Check the mushrooms. Add some salt and pepper to taste. Pour into a separate plate and turn up the heat on the pan with no mushroom and garlic bits.

Take the meat, coat the outside with a little oil, cover with course ground pepper, and more herb du provence. Slap it a few times on each side to bury the spices. Fry shit out of it quickly. Let it turn crusty and dark brown. If you want it keep it rare, then make sure the steak is very cold before it hits the pan. Turn, of course. Pull it out whenever it's the way you like it. Medium rare is my favorite. Next put on a plate and put the plate in a pre-heated oven (220d/f), while you finish the mushrooms. Dump them back into the skillet, stir in more wine and scrape the pan to loosen all the goodies, now pour more wine, cover briefly. Pull the steak out, set plate on counter. Now take a portion of wild with white rice on one side or pilaf, next the cooked peas, now the steak. (Green beans with a little butter and garlic is another version. Pour the mushrooms and sauce over the steak and the rice. The steak is even better if you grill it over an open fire. That's the whole point to cooking the mushrooms and fat separately.
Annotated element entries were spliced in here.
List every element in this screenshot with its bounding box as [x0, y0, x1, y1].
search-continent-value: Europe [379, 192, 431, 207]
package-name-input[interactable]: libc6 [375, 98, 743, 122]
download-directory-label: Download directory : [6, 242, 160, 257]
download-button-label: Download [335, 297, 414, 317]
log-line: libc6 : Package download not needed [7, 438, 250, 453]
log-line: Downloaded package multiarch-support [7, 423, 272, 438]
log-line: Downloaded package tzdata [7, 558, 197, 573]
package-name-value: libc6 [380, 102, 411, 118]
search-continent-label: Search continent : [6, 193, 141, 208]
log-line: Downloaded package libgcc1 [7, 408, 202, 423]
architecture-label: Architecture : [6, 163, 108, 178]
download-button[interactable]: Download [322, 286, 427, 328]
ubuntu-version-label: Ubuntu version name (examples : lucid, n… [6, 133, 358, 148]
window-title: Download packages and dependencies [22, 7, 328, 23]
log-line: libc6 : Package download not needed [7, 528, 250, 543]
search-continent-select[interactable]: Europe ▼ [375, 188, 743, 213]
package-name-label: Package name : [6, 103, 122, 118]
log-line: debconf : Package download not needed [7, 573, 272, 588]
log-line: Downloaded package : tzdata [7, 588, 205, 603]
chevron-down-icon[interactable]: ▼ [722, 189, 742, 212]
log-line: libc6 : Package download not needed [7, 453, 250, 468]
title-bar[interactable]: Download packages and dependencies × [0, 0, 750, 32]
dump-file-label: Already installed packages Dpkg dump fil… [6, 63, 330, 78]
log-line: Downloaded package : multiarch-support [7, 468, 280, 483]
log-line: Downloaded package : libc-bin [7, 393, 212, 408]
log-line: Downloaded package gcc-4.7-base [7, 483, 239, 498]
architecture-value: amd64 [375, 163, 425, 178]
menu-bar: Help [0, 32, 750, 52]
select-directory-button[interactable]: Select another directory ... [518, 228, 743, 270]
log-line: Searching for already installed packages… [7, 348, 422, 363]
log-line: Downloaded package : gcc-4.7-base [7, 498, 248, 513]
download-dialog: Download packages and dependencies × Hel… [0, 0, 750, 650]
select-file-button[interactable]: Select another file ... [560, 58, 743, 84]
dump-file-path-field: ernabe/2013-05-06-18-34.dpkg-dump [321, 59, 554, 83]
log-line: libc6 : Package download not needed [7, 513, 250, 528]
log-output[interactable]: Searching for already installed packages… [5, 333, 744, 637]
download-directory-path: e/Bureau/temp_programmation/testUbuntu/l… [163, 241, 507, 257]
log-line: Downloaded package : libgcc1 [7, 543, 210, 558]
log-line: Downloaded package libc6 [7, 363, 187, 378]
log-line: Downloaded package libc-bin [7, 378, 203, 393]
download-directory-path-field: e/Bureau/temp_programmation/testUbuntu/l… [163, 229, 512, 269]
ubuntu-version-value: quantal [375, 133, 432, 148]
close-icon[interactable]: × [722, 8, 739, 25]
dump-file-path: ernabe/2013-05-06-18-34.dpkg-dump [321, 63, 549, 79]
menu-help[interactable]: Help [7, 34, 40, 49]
Pour out a glass of your favorite red and start.

This general recipe really makes a great prime rib roast. With the roast, I stuff it with garlic slivers, coat in herbes du provence and pepper. Course chop potatoes, carrots, onions, mushrooms. I trim the fat down to about 3/8". I cut up some of the fat and put in the roast pan. If there is too much I save in the freezer... I add potatoes and vegetables about half way through the roasting. Add some red wine to roasting pan, and some water. You can substitute rosemary for HdP. The trick with rosemary is to hand grind it down a little with a mortar and pestle. Don't use power. You can also take the roast dripping base, add prepared mustard like Dijon and mix with creamed horse radish, some more rosemary, and a little heavy cream. Cook down and skip flour as a thickener.
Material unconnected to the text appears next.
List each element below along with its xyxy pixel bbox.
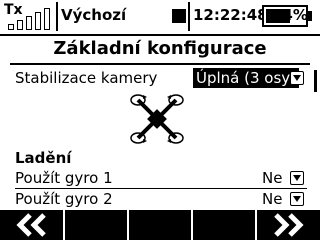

I even have a dusty bottle of A-1 on the top spice shelf for Max, if he wants it. A-1 is mostly made from what I just described. If you want tang, stir in some certified Molari Federzoni balsamic vinegar, with the mushroom sauce instead of the last wine addition.
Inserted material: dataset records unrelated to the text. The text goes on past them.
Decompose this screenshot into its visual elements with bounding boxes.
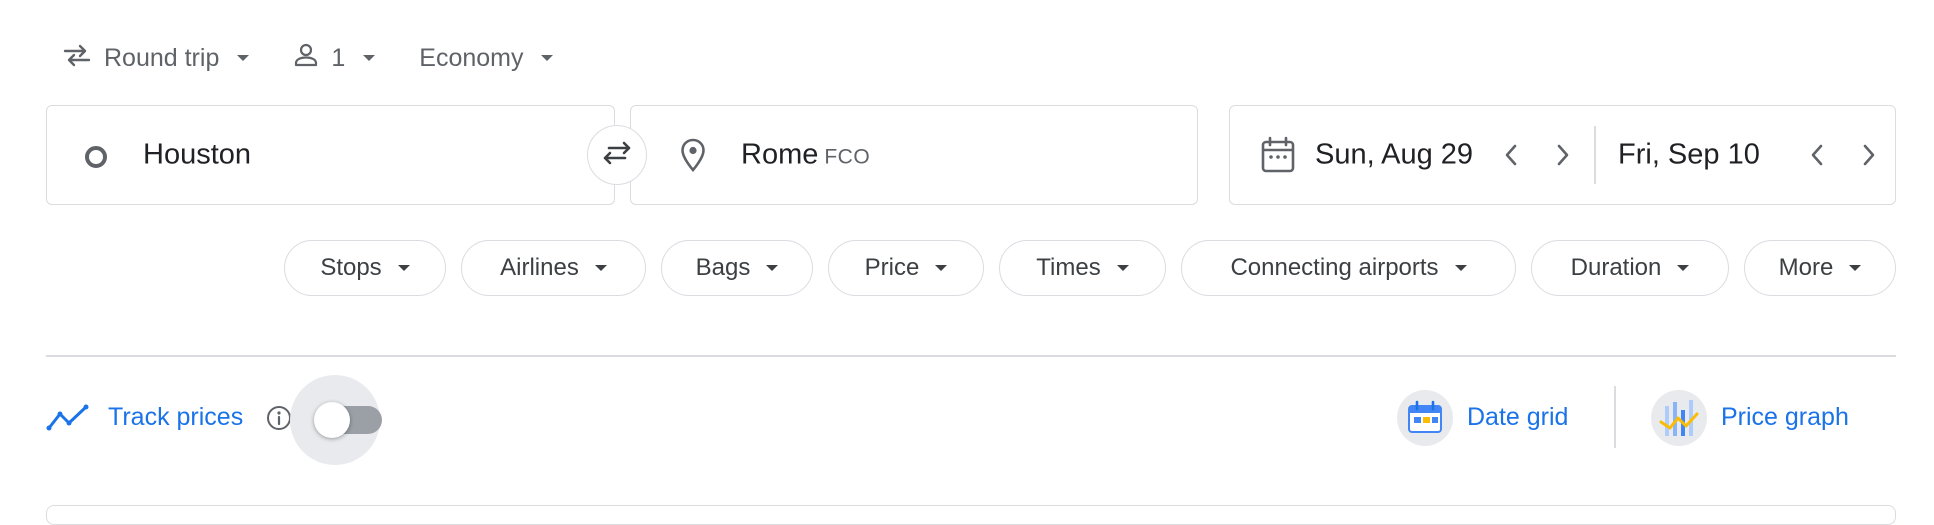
filter-label: Bags	[695, 254, 751, 281]
filter-label: Times	[1036, 254, 1101, 281]
swap-icon	[599, 138, 635, 173]
results-card	[46, 505, 1896, 525]
filter-label: Connecting airports	[1230, 254, 1439, 281]
tools-divider	[1614, 386, 1616, 448]
swap-button[interactable]	[587, 125, 647, 185]
chevron-down-icon	[594, 265, 607, 271]
destination-value: Rome FCO	[741, 139, 870, 172]
calendar-icon	[1260, 136, 1296, 179]
cabin-class-select[interactable]: Economy	[419, 43, 554, 73]
filter-label: More	[1778, 254, 1834, 281]
chevron-down-icon	[935, 265, 948, 271]
trip-type-select[interactable]: Round trip	[62, 43, 250, 74]
destination-city: Rome	[741, 138, 819, 171]
filter-bags[interactable]: Bags	[661, 240, 813, 296]
swap-arrows-icon	[62, 43, 92, 74]
chevron-left-icon	[1505, 144, 1517, 166]
date-divider	[1594, 126, 1596, 184]
trend-icon	[46, 404, 90, 437]
passengers-select[interactable]: 1	[293, 42, 376, 75]
section-divider	[46, 355, 1896, 357]
date-grid-label: Date grid	[1467, 403, 1569, 431]
origin-field[interactable]: Houston	[46, 105, 615, 205]
trip-options-bar: Round trip 1 Economy	[62, 38, 597, 78]
origin-value: Houston	[143, 138, 252, 171]
chevron-left-icon	[1811, 144, 1823, 166]
chevron-down-icon	[541, 55, 554, 61]
destination-field[interactable]: Rome FCO	[630, 105, 1198, 205]
passengers-count: 1	[331, 43, 346, 72]
filter-airlines[interactable]: Airlines	[461, 240, 646, 296]
return-date[interactable]: Fri, Sep 10	[1618, 139, 1760, 172]
return-next-button[interactable]	[1855, 141, 1883, 169]
date-grid-icon	[1397, 390, 1453, 446]
location-pin-icon	[679, 138, 707, 177]
price-graph-icon	[1651, 390, 1707, 446]
chevron-down-icon	[237, 55, 250, 61]
chevron-down-icon	[1677, 265, 1690, 271]
info-icon[interactable]	[266, 405, 292, 436]
chevron-down-icon	[1849, 265, 1862, 271]
destination-code: FCO	[824, 145, 871, 169]
depart-date[interactable]: Sun, Aug 29	[1315, 139, 1473, 172]
chevron-down-icon	[397, 265, 410, 271]
chevron-right-icon	[1557, 144, 1569, 166]
toggle-knob	[314, 402, 350, 438]
depart-next-button[interactable]	[1549, 141, 1577, 169]
filter-label: Airlines	[500, 254, 579, 281]
filter-price[interactable]: Price	[828, 240, 984, 296]
filter-connecting-airports[interactable]: Connecting airports	[1181, 240, 1516, 296]
depart-prev-button[interactable]	[1497, 141, 1525, 169]
filter-more[interactable]: More	[1744, 240, 1896, 296]
filter-label: Price	[864, 254, 920, 281]
price-graph-label: Price graph	[1721, 403, 1849, 431]
cabin-class-label: Economy	[419, 43, 524, 72]
filter-label: Duration	[1570, 254, 1662, 281]
person-icon	[293, 42, 319, 75]
chevron-down-icon	[766, 265, 779, 271]
track-prices-toggle[interactable]	[314, 402, 382, 438]
filter-times[interactable]: Times	[999, 240, 1166, 296]
chevron-down-icon	[1454, 265, 1467, 271]
filter-stops[interactable]: Stops	[284, 240, 446, 296]
chevron-down-icon	[1116, 265, 1129, 271]
chevron-down-icon	[363, 55, 376, 61]
chevron-right-icon	[1863, 144, 1875, 166]
price-graph-button[interactable]: Price graph	[1651, 390, 1891, 446]
filter-label: Stops	[320, 254, 382, 281]
return-prev-button[interactable]	[1803, 141, 1831, 169]
filter-duration[interactable]: Duration	[1531, 240, 1729, 296]
origin-circle-icon	[83, 144, 109, 175]
track-prices-label[interactable]: Track prices	[108, 403, 243, 432]
trip-type-label: Round trip	[104, 43, 220, 72]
This is a heavy meal and should have a light dessert like a simple vanilla ice cream, sugared orange slices (plus some Gran Mariner), and a cognac followed by an espresso. This is almost Cordon Bleu shit. So fuck you New Jersey or Chicago backyard steak hogs. Personally, I am having re-heated Fettuccini white sauce with baby clams and a white wine. This is actually better on the second day.

It's six-thirty and there are helicopters buzzing over head. That means the Wheeler occupation is probably getting busted.